06 Kasım 2018 12:17

‘Bir yumurtayı ikiye bölerek çocuklarıma yediriyorum’

İstanbul Tarlabaşı’da yaşayan vatandaşlar zamlar ve yüksek fiyatlar nedeniyle kışa hazırlık yapamaz durumda.

Fotoğraf: MA

Paylaş

Yıllık enflasyonun 2003’yılından bu yana ilk kez yüzde 25’in üzerine çıkması en çok çarşı-pazarı ekliyor.

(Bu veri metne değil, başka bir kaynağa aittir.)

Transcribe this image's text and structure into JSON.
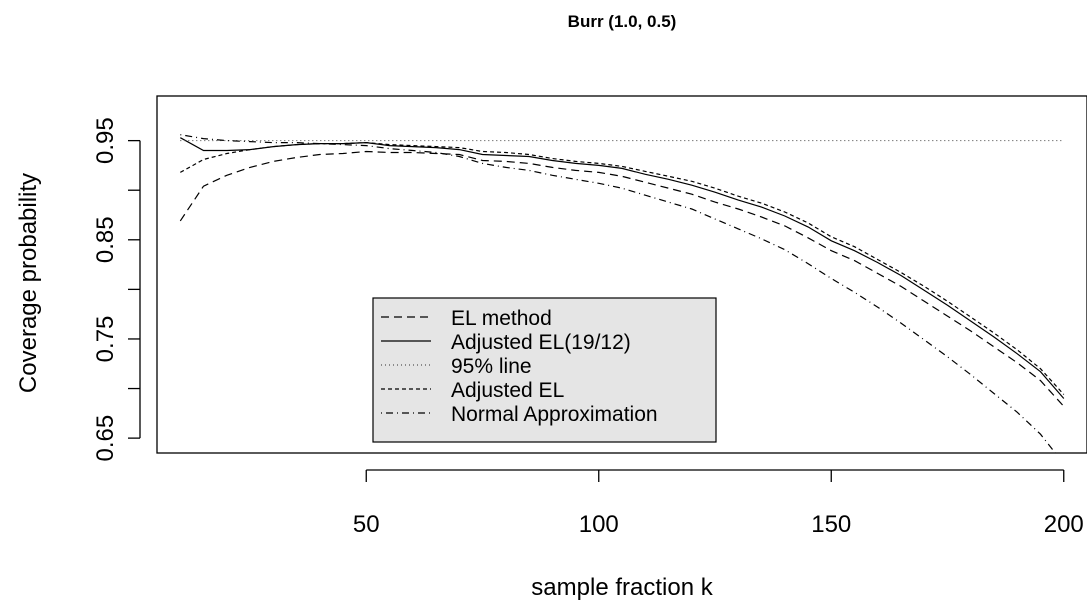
{
  "chart_data": {
    "type": "line",
    "title": "Burr (1.0, 0.5)",
    "xlabel": "sample fraction k",
    "ylabel": "Coverage probability",
    "xlim": [
      5,
      205
    ],
    "ylim": [
      0.635,
      0.995
    ],
    "xticks": [
      50,
      100,
      150,
      200
    ],
    "xtick_labels": [
      "50",
      "100",
      "150",
      "200"
    ],
    "yticks": [
      0.65,
      0.7,
      0.75,
      0.8,
      0.85,
      0.9,
      0.95
    ],
    "ytick_labels": [
      "0.65",
      "",
      "0.75",
      "",
      "0.85",
      "",
      "0.95"
    ],
    "grid": false,
    "legend_position": "bottom-left",
    "x": [
      10,
      15,
      20,
      25,
      30,
      35,
      40,
      45,
      50,
      55,
      60,
      65,
      70,
      75,
      80,
      85,
      90,
      95,
      100,
      105,
      110,
      115,
      120,
      125,
      130,
      135,
      140,
      145,
      150,
      155,
      160,
      165,
      170,
      175,
      180,
      185,
      190,
      195,
      200
    ],
    "series": [
      {
        "name": "EL method",
        "style": "dashed",
        "values": [
          0.869,
          0.904,
          0.915,
          0.923,
          0.929,
          0.933,
          0.936,
          0.937,
          0.939,
          0.938,
          0.938,
          0.937,
          0.936,
          0.93,
          0.929,
          0.927,
          0.923,
          0.92,
          0.918,
          0.914,
          0.908,
          0.902,
          0.896,
          0.888,
          0.881,
          0.873,
          0.864,
          0.852,
          0.839,
          0.829,
          0.816,
          0.803,
          0.788,
          0.773,
          0.758,
          0.742,
          0.726,
          0.708,
          0.682
        ]
      },
      {
        "name": "Adjusted EL(19/12)",
        "style": "solid",
        "values": [
          0.953,
          0.94,
          0.94,
          0.941,
          0.944,
          0.946,
          0.947,
          0.947,
          0.948,
          0.945,
          0.944,
          0.943,
          0.941,
          0.936,
          0.935,
          0.934,
          0.93,
          0.927,
          0.925,
          0.922,
          0.916,
          0.911,
          0.905,
          0.898,
          0.89,
          0.883,
          0.874,
          0.863,
          0.849,
          0.839,
          0.827,
          0.814,
          0.799,
          0.784,
          0.768,
          0.752,
          0.735,
          0.717,
          0.69
        ]
      },
      {
        "name": "95% line",
        "style": "dotted",
        "values": [
          0.95,
          0.95,
          0.95,
          0.95,
          0.95,
          0.95,
          0.95,
          0.95,
          0.95,
          0.95,
          0.95,
          0.95,
          0.95,
          0.95,
          0.95,
          0.95,
          0.95,
          0.95,
          0.95,
          0.95,
          0.95,
          0.95,
          0.95,
          0.95,
          0.95,
          0.95,
          0.95,
          0.95,
          0.95,
          0.95,
          0.95,
          0.95,
          0.95,
          0.95,
          0.95,
          0.95,
          0.95,
          0.95,
          0.95
        ]
      },
      {
        "name": "Adjusted EL",
        "style": "shortdash",
        "values": [
          0.918,
          0.931,
          0.937,
          0.941,
          0.944,
          0.946,
          0.947,
          0.947,
          0.948,
          0.946,
          0.945,
          0.944,
          0.943,
          0.939,
          0.938,
          0.936,
          0.932,
          0.929,
          0.927,
          0.924,
          0.919,
          0.914,
          0.909,
          0.902,
          0.894,
          0.887,
          0.878,
          0.867,
          0.853,
          0.843,
          0.83,
          0.817,
          0.803,
          0.788,
          0.772,
          0.756,
          0.739,
          0.72,
          0.694
        ]
      },
      {
        "name": "Normal Approximation",
        "style": "dotdash",
        "values": [
          0.956,
          0.952,
          0.95,
          0.949,
          0.948,
          0.948,
          0.947,
          0.946,
          0.945,
          0.942,
          0.94,
          0.938,
          0.934,
          0.927,
          0.923,
          0.92,
          0.915,
          0.911,
          0.907,
          0.902,
          0.895,
          0.888,
          0.881,
          0.871,
          0.861,
          0.851,
          0.84,
          0.826,
          0.811,
          0.797,
          0.782,
          0.766,
          0.749,
          0.732,
          0.714,
          0.695,
          0.676,
          0.654,
          0.624
        ]
      }
    ]
  }
}
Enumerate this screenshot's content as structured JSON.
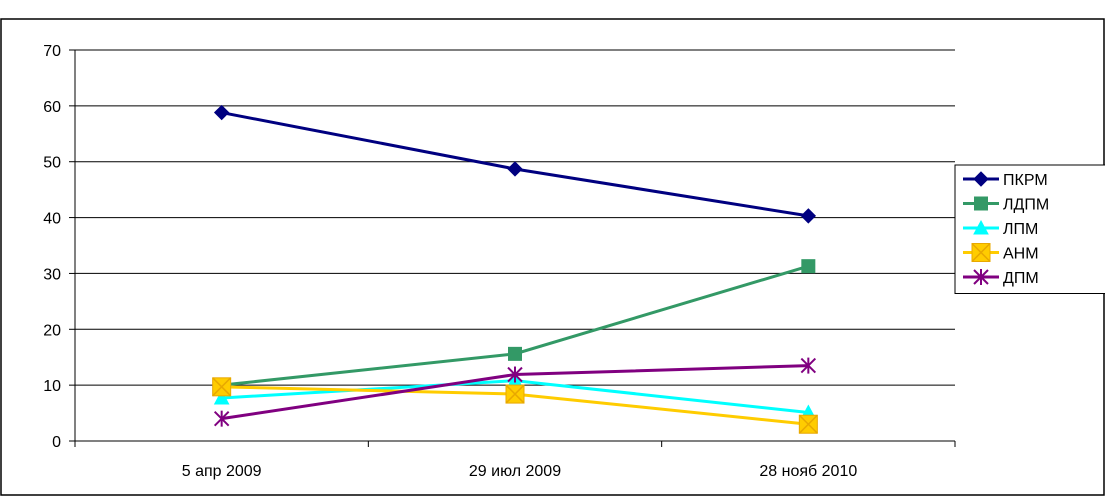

Kışın vazgeçilmezleri olan turşu, konserve ve menemen malzemesi fahiş zam alınca, tüketici boğazdan kesmeye başladı.

İstanbul Tarlabaşı’da ikamet eden ve Mardin’den altı yıl önce göç etmek zorunda kalan Kevser Demir, küçük çocuğuna mama bile almakta zorlandığını vurgulayarak, “Değil kışlık hazırlık yapmak. Domatesin pahalılığından yemeğe bile katamıyoruz. Önceden kahvaltı için olsa da domates alırdık şimdi onu da almıyoruz. Kışı nasıl geçiririz Allah bilir” diye konuştu.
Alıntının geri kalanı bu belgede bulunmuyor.